You can customize almost everything with the script. I ended up creating something like this.
export DEBIAN_FRONTEND=noninteractive
export INSTALL_ZSH=true
export USERNAME=`whoami`
## update and install required packages
sudo apt-get update
sudo apt-get -y install --no-install-recommends apt-utils dialog 2>&1
sudo apt-get install -y \
curl \
git \
gnupg2 \
jq \
sudo \
openssh-client \
less \
iproute2 \
procps \
wget \
unzip \
apt-transport-https \
lsb-release
# Install Azure CLI
# echo "deb [arch=amd64] https://packages.microsoft.com/repos/azure-cli/ $(lsb_release -cs) main" | sudo tee -a /etc/apt/sources.list.d/azure-cli.list
# curl -sL https://packages.microsoft.com/keys/microsoft.asc | sudo apt-key add - 2>/dev/null
# sudo apt-get update
# sudo apt-get install -y azure-cli;
# Install Jetbrains Mono font
wget https://download.jetbrains.com/fonts/JetBrainsMono-2.001.zip
sudo unzip JetBrainsMono-2.001.zip -d /usr/share/fonts
sudo fc-cache -f -v
# Install & Configure Zsh
if [ "$INSTALL_ZSH" = "true" ]
then
sudo apt-get install -y \
fonts-powerline \
zsh
cp -f ~/dotfiles/.zshrc ~/.zshrc
chsh -s /usr/bin/zsh $USERNAME
wget https://github.com/robbyrussell/oh-my-zsh/raw/master/tools/install.sh -O - | zsh
git clone https://github.com/zsh-users/zsh-autosuggestions ${ZSH_CUSTOM:-~/.oh-my-zsh/custom}/plugins/zsh-autosuggestions
git clone https://github.com/zsh-users/zsh-syntax-highlighting.git
echo "source $PWD/zsh-syntax-highlighting/zsh-syntax-highlighting.zsh" >> ${ZDOTDIR:-$HOME}/.zshrc
fi
# Cleanup
sudo apt-get autoremove -y
sudo apt-get autoremove -y
sudo rm -rf /var/lib/apt/lists/*
Pretty much the only thing it does is installs zsh (and commented out azure cli). Both of which are already present on the default container. There's something weird going on with my setup (or the fact that Codespaces is still in beta, more likely), but I can't seem to get this working without it hanging on unpacking one of the packages every time. Also having both Settings Sync & dotfiles setup script caused me to not get any logs of what was happening with the script. Will need to investigate this a bit further.
The script is also a bit ugly as it's using explicit sudo on most of the commands. This is because it is apparently run as the default user of the container and without sudo, and the default container creates a non-root user.
So clearly there is a bit of trial and error that needs to be done here, but if you're familiar with linux configuration you should be able to figure it out.
So what about the themes?
At first, neither of these solutions solved my problem of the default theme of the codespace. Disappointing! So what's actually going on here?

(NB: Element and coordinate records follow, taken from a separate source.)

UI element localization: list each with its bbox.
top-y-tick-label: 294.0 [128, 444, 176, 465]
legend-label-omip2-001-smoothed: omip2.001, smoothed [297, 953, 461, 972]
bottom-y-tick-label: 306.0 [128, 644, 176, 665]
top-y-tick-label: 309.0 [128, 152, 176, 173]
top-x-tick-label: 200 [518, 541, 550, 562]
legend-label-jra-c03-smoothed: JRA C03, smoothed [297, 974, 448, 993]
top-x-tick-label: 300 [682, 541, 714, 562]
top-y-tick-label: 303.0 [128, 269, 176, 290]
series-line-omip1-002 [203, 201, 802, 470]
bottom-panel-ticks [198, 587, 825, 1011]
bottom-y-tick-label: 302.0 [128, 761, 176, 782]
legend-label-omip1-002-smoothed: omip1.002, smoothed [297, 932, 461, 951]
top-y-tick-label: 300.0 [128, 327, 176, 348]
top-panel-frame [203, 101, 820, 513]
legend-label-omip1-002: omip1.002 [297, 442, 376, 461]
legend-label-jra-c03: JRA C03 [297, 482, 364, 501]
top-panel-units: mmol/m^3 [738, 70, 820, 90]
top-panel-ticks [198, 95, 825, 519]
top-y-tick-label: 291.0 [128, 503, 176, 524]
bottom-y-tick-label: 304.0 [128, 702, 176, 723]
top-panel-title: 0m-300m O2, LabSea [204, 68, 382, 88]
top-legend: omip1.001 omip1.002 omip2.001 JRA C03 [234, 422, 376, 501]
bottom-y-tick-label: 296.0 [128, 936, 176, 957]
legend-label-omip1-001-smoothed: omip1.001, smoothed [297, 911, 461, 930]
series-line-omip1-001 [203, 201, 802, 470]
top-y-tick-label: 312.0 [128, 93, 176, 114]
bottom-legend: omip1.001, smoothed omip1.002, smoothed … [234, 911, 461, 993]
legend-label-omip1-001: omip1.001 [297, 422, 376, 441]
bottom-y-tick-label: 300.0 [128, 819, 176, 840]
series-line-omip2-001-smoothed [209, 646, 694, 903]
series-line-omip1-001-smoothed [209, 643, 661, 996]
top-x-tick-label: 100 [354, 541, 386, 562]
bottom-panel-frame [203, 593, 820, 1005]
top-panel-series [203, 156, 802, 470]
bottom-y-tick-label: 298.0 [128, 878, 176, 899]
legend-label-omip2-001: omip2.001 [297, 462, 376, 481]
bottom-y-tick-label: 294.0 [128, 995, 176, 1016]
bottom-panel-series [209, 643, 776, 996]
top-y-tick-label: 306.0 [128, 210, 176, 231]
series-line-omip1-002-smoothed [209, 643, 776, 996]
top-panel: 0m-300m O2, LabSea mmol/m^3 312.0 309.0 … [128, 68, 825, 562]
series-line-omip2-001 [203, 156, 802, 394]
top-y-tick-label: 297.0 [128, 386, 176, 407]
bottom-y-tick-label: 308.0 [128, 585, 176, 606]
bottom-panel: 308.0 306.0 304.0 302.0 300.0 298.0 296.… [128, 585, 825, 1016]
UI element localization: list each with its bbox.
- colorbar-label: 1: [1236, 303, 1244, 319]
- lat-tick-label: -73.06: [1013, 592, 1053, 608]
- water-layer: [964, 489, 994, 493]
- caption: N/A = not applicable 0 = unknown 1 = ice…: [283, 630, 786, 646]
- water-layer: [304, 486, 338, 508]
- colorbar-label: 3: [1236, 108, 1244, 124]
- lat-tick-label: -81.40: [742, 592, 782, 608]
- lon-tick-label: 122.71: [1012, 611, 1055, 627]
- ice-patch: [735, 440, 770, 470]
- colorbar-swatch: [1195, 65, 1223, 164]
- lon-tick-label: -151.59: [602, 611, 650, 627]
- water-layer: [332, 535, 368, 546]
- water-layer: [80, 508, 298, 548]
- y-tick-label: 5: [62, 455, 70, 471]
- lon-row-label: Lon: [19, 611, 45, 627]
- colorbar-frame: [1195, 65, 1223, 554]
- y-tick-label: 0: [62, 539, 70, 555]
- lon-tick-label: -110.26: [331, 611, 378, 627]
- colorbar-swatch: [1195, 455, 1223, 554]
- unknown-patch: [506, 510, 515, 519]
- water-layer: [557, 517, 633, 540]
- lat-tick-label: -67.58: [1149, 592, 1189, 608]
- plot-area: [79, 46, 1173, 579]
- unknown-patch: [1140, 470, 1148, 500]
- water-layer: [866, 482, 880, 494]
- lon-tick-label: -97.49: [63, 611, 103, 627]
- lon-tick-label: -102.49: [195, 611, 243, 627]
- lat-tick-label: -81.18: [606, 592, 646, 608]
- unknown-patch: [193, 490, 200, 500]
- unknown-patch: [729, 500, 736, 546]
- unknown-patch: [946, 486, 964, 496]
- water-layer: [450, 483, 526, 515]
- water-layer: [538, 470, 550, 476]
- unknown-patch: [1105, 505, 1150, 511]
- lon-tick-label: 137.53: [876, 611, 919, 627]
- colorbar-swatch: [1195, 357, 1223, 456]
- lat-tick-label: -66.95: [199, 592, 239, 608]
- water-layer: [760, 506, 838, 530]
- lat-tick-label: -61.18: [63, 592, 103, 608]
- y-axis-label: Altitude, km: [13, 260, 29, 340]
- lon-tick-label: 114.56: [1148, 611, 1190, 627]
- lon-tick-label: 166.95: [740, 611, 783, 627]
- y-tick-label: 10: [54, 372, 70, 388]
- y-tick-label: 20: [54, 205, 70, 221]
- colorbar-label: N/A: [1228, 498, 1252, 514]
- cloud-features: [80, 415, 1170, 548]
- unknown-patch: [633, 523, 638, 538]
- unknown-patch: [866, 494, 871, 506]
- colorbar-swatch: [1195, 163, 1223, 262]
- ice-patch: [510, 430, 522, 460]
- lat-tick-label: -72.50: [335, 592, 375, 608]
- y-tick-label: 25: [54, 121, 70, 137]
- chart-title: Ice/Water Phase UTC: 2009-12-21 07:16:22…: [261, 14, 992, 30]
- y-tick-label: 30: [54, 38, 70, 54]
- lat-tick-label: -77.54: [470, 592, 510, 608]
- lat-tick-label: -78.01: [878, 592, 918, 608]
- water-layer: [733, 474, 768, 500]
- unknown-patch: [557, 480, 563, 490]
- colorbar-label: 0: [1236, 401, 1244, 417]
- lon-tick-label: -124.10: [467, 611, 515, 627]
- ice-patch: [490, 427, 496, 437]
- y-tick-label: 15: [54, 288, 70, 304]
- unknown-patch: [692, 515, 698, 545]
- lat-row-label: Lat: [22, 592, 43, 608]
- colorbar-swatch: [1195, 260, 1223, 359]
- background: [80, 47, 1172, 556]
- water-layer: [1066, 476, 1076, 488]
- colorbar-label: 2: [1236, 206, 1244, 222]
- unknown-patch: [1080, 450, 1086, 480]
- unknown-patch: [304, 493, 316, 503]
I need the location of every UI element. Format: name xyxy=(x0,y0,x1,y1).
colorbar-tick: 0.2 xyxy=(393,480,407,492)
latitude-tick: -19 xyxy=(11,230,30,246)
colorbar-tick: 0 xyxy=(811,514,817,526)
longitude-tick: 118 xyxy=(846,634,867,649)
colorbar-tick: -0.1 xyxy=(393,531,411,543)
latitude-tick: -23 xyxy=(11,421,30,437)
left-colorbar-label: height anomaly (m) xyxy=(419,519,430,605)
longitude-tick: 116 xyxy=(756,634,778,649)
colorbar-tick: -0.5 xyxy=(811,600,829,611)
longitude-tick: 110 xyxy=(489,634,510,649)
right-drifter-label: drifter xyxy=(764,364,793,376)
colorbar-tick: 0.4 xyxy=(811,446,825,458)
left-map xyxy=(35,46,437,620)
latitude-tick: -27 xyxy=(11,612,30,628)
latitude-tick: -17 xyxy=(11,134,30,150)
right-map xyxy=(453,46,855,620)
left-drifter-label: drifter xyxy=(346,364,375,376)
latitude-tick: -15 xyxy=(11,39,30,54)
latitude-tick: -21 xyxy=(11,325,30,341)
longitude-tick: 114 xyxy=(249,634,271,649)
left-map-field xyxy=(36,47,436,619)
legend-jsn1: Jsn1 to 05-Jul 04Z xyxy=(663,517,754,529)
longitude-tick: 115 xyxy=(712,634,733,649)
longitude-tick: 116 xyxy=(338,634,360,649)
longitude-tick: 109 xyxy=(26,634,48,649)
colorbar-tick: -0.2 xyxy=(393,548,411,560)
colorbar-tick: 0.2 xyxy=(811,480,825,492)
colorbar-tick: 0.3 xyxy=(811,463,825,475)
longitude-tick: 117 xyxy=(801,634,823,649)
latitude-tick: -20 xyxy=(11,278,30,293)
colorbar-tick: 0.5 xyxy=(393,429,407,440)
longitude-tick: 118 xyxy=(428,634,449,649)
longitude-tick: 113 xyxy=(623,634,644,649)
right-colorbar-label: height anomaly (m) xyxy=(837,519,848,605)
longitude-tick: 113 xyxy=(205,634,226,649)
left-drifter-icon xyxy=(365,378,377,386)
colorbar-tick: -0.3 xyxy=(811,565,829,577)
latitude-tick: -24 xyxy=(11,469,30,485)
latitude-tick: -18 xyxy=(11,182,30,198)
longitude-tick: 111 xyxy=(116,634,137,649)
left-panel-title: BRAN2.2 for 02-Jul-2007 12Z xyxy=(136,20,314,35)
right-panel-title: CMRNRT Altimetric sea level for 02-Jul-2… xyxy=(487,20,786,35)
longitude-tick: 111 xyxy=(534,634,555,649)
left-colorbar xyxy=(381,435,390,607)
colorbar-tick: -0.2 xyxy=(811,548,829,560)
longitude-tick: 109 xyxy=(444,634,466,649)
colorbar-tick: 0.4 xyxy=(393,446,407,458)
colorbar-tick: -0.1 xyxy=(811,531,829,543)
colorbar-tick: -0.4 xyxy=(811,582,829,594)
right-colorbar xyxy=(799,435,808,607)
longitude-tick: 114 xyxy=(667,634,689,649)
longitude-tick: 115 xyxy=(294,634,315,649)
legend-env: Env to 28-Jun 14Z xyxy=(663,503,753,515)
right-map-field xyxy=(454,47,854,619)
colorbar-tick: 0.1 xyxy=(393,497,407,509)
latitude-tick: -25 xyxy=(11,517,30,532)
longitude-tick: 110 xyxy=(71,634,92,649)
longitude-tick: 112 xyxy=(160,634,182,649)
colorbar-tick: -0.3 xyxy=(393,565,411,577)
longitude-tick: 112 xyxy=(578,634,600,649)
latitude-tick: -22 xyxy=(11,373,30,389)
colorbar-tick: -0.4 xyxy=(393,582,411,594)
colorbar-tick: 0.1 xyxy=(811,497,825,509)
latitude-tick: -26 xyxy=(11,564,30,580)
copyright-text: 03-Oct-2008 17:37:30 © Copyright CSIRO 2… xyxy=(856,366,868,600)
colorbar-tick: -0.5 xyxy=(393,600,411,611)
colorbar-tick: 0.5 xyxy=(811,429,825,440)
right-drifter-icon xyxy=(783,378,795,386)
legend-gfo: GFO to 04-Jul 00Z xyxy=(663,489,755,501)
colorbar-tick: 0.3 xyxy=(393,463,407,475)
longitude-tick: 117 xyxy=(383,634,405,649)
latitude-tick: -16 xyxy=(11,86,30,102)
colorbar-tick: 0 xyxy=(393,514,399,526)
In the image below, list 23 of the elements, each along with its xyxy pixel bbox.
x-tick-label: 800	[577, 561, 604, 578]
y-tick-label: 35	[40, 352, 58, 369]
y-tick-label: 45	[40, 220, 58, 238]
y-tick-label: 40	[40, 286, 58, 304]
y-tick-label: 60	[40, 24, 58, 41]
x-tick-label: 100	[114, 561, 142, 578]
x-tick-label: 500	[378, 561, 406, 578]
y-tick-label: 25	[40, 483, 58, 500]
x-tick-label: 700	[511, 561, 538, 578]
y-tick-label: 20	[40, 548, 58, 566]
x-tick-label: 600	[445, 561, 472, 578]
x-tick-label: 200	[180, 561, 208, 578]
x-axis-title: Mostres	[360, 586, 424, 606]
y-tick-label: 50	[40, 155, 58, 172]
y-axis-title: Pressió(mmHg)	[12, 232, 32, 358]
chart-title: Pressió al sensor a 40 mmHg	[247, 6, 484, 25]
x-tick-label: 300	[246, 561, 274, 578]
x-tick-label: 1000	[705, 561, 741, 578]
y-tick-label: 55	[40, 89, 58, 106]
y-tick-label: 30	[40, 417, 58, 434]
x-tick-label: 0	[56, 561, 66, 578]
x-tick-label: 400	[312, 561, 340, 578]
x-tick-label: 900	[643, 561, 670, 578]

There is a disclaimer on the personalization documentation that "Currently, Codespaces does not support personalizing the User settings for the Visual Studio Code editor with your dotfiles
repository.".
The workspace specific configuration or codespace specific configuration will fall on the project maintainers to implement in the repository level.
At least in my case though, I noticed that my VS Code configuration had the "workbench.colorTheme" setting in the User settings instead of the normal Settings, but I could not see a reason why I couldn't just move the setting. That's exactly what I ended up doing.